Rastignac ne put achever sa phrase, où il tirait en quelque sorte sa dernière cartouche ; au bruit de l’orchestre jouant la ritournelle d’un quadrille, Naïs accourut et, lui faisant une coquette révérence :

— Monsieur le ministre, dit-elle, je suis bien fâchée, mais vous avez pris mon danseur ; il faut me le rendre ; il est inscrit pour la onzième contredanse et quand je manque un tour ça fait ensuite des confusions terribles.

— Vous permettez, monsieur, dit Sallenauve en riant, vous voyez : je ne suis pas un républicain très farouche, et il suivit Naïs qui l’entraînait en le tenant par la main.

Madame de l’Estorade avait eu une attention délicate : comprenant ce que la complaisance de Sallenauve pour la fantaisie de Naïs pourrait coûter à sa gravité, elle s’était arrangée de manière que quelques papas et mamans figurassent avec lui dans la contredanse où il s’était laissé fourvoyer ; et elle-même avec le jeune Écossais aux billets blancs qui, sans qu’elle s’en doutât, était bien capable de la compromettre, fit, pour parler le langage technique, vis-à-vis à sa fille qui rayonnait d’orgueil et de joie.

Dans un moment où, par la combinaison des figures, Naïs était amenée à donner la main à sa mère :

— Pauvre maman, lui dit-elle, en la lui serrant d’un mouvement passionné, sans lui pourtant tu ne m’aurais pas là !

L’imprévu et la forme de ce souvenir agirent si vivement sur madame de l’Estorade que, reprise de ce saisissement nerveux qu’elle avait éprouvé lors de l’accident de sa fille, elle fut obligée de gagner un siège. L’ayant vue changer de visage, Sallenauve, Naïs et madame Octave de Camps coururent à elle pour savoir si elle se sentait indisposée.
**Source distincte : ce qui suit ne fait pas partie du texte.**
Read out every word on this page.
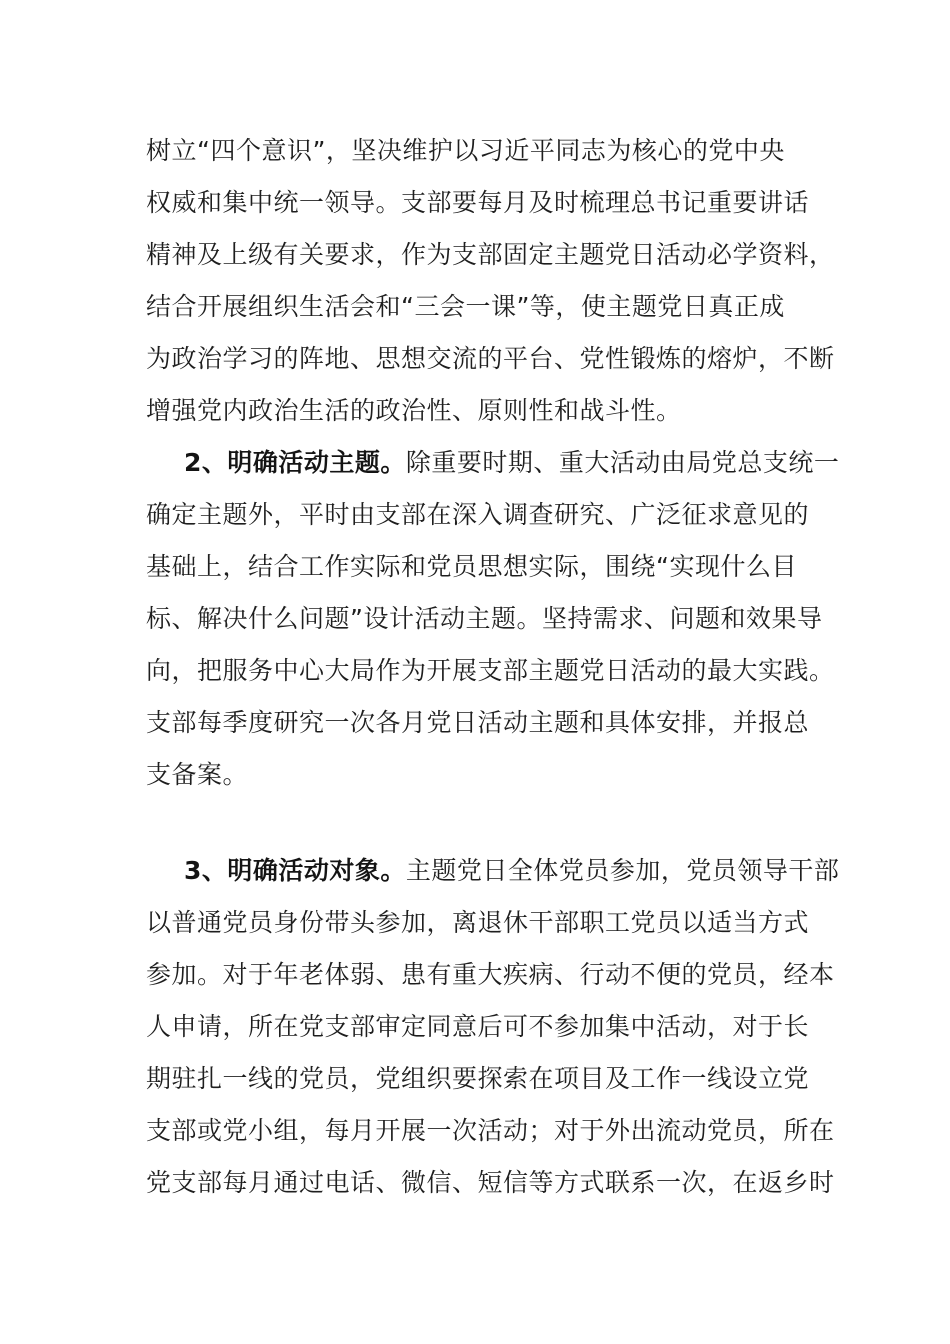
树立“四个意识”，坚决维护以习近平同志为核心的党中央
权威和集中统一领导。支部要每月及时梳理总书记重要讲话
精神及上级有关要求，作为支部固定主题党日活动必学资料，
结合开展组织生活会和“三会一课”等，使主题党日真正成
为政治学习的阵地、思想交流的平台、党性锻炼的熔炉，不断
增强党内政治生活的政治性、原则性和战斗性。
2、明确活动主题。除重要时期、重大活动由局党总支统一
确定主题外，平时由支部在深入调查研究、广泛征求意见的
基础上，结合工作实际和党员思想实际，围绕“实现什么目
标、解决什么问题”设计活动主题。坚持需求、问题和效果导
向，把服务中心大局作为开展支部主题党日活动的最大实践。
支部每季度研究一次各月党日活动主题和具体安排，并报总
支备案。
3、明确活动对象。主题党日全体党员参加，党员领导干部
以普通党员身份带头参加，离退休干部职工党员以适当方式
参加。对于年老体弱、患有重大疾病、行动不便的党员，经本
人申请，所在党支部审定同意后可不参加集中活动，对于长
期驻扎一线的党员，党组织要探索在项目及工作一线设立党
支部或党小组，每月开展一次活动；对于外出流动党员，所在
党支部每月通过电话、微信、短信等方式联系一次，在返乡时
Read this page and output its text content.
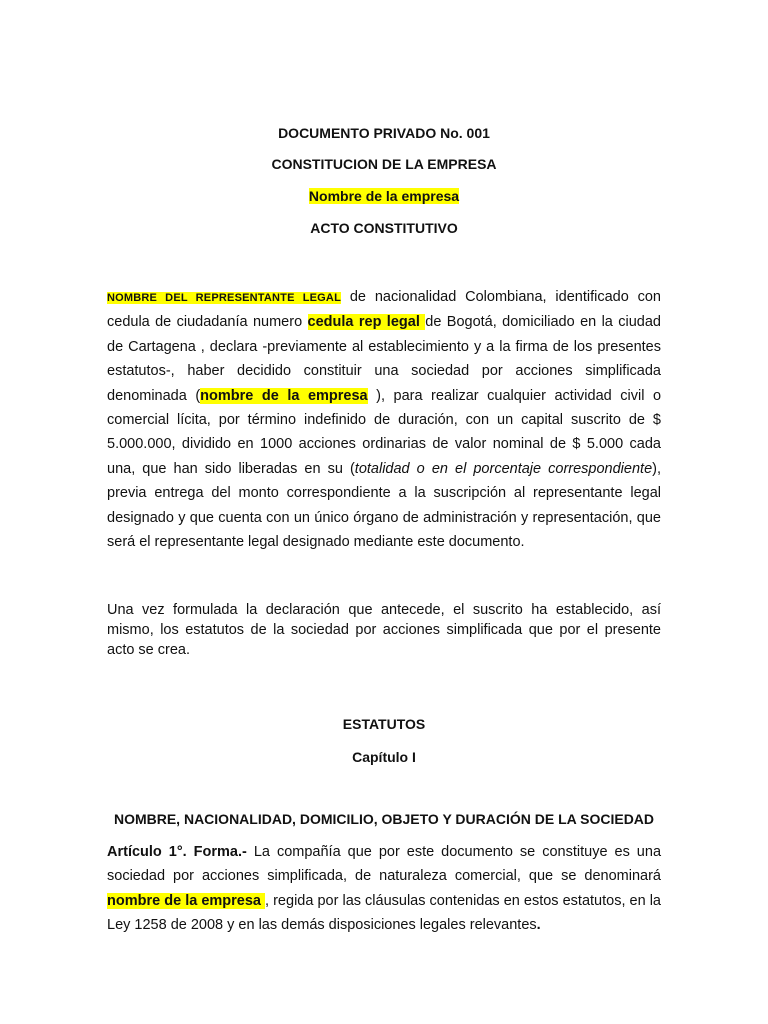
DOCUMENTO PRIVADO No. 001
CONSTITUCION DE LA EMPRESA
Nombre de la empresa
ACTO CONSTITUTIVO

NOMBRE DEL REPRESENTANTE LEGAL de nacionalidad Colombiana, identificado con cedula de ciudadanía numero cedula rep legal de Bogotá, domiciliado en la ciudad de Cartagena , declara -previamente al establecimiento y a la firma de los presentes estatutos-, haber decidido constituir una sociedad por acciones simplificada denominada (nombre de la empresa ), para realizar cualquier actividad civil o comercial lícita, por término indefinido de duración, con un capital suscrito de $ 5.000.000, dividido en 1000 acciones ordinarias de valor nominal de $ 5.000 cada una, que han sido liberadas en su (totalidad o en el porcentaje correspondiente), previa entrega del monto correspondiente a la suscripción al representante legal designado y que cuenta con un único órgano de administración y representación, que será el representante legal designado mediante este documento.

Una vez formulada la declaración que antecede, el suscrito ha establecido, así mismo, los estatutos de la sociedad por acciones simplificada que por el presente acto se crea.

ESTATUTOS
Capítulo I
NOMBRE, NACIONALIDAD, DOMICILIO, OBJETO Y DURACIÓN DE LA SOCIEDAD

Artículo 1°. Forma.- La compañía que por este documento se constituye es una sociedad por acciones simplificada, de naturaleza comercial, que se denominará nombre de la empresa , regida por las cláusulas contenidas en estos estatutos, en la Ley 1258 de 2008 y en las demás disposiciones legales relevantes.
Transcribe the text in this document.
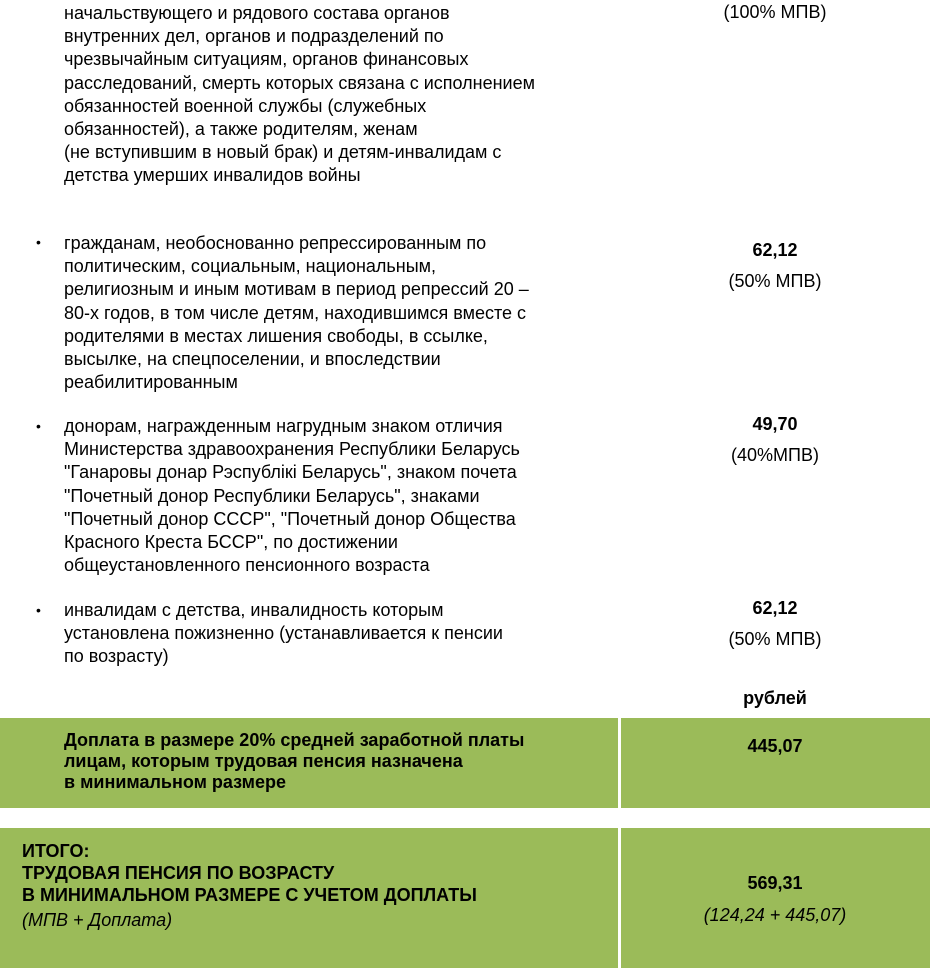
начальствующего и рядового состава органов
внутренних дел, органов и подразделений по
чрезвычайным ситуациям, органов финансовых
расследований, смерть которых связана с исполнением
обязанностей военной службы (служебных
обязанностей), а также родителям, женам
(не вступившим в новый брак) и детям-инвалидам с
детства умерших инвалидов войны
(100% МПВ)
• гражданам, необоснованно репрессированным по
политическим, социальным, национальным,
религиозным и иным мотивам в период репрессий 20 –
80-х годов, в том числе детям, находившимся вместе с
родителями в местах лишения свободы, в ссылке,
высылке, на спецпоселении, и впоследствии
реабилитированным
62,12
(50% МПВ)
• донорам, награжденным нагрудным знаком отличия
Министерства здравоохранения Республики Беларусь
"Ганаровы донар Рэспублікі Беларусь", знаком почета
"Почетный донор Республики Беларусь", знаками
"Почетный донор СССР", "Почетный донор Общества
Красного Креста БССР", по достижении
общеустановленного пенсионного возраста
49,70
(40%МПВ)
• инвалидам с детства, инвалидность которым
установлена пожизненно (устанавливается к пенсии
по возрасту)
62,12
(50% МПВ)
рублей
Доплата в размере 20% средней заработной платы
лицам, которым трудовая пенсия назначена
в минимальном размере
445,07
ИТОГО:
ТРУДОВАЯ ПЕНСИЯ ПО ВОЗРАСТУ
В МИНИМАЛЬНОМ РАЗМЕРЕ С УЧЕТОМ ДОПЛАТЫ
(МПВ + Доплата)
569,31
(124,24 + 445,07)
— Ce n’est rien, répondit madame de l’Estorade en s’adressant à Sallenauve, c’est cette petite qui m’a rappelé l’immense obligation que nous vous avons : sans lui, a-t-elle eu l’idée de me dire, pauvre maman, tu ne m’aurais pas là ! Et, en effet, monsieur, sans votre généreux courage, aujourd’hui où serait cette enfant ?

— Voyons, voyons, de la raison, dit madame Octave de Camps, en remarquant dans la voix de son amie quelque chose d’entrecoupé et de convulsif, y a-t-il du bon sens de se mettre dans un pareil état pour une parole de petite fille !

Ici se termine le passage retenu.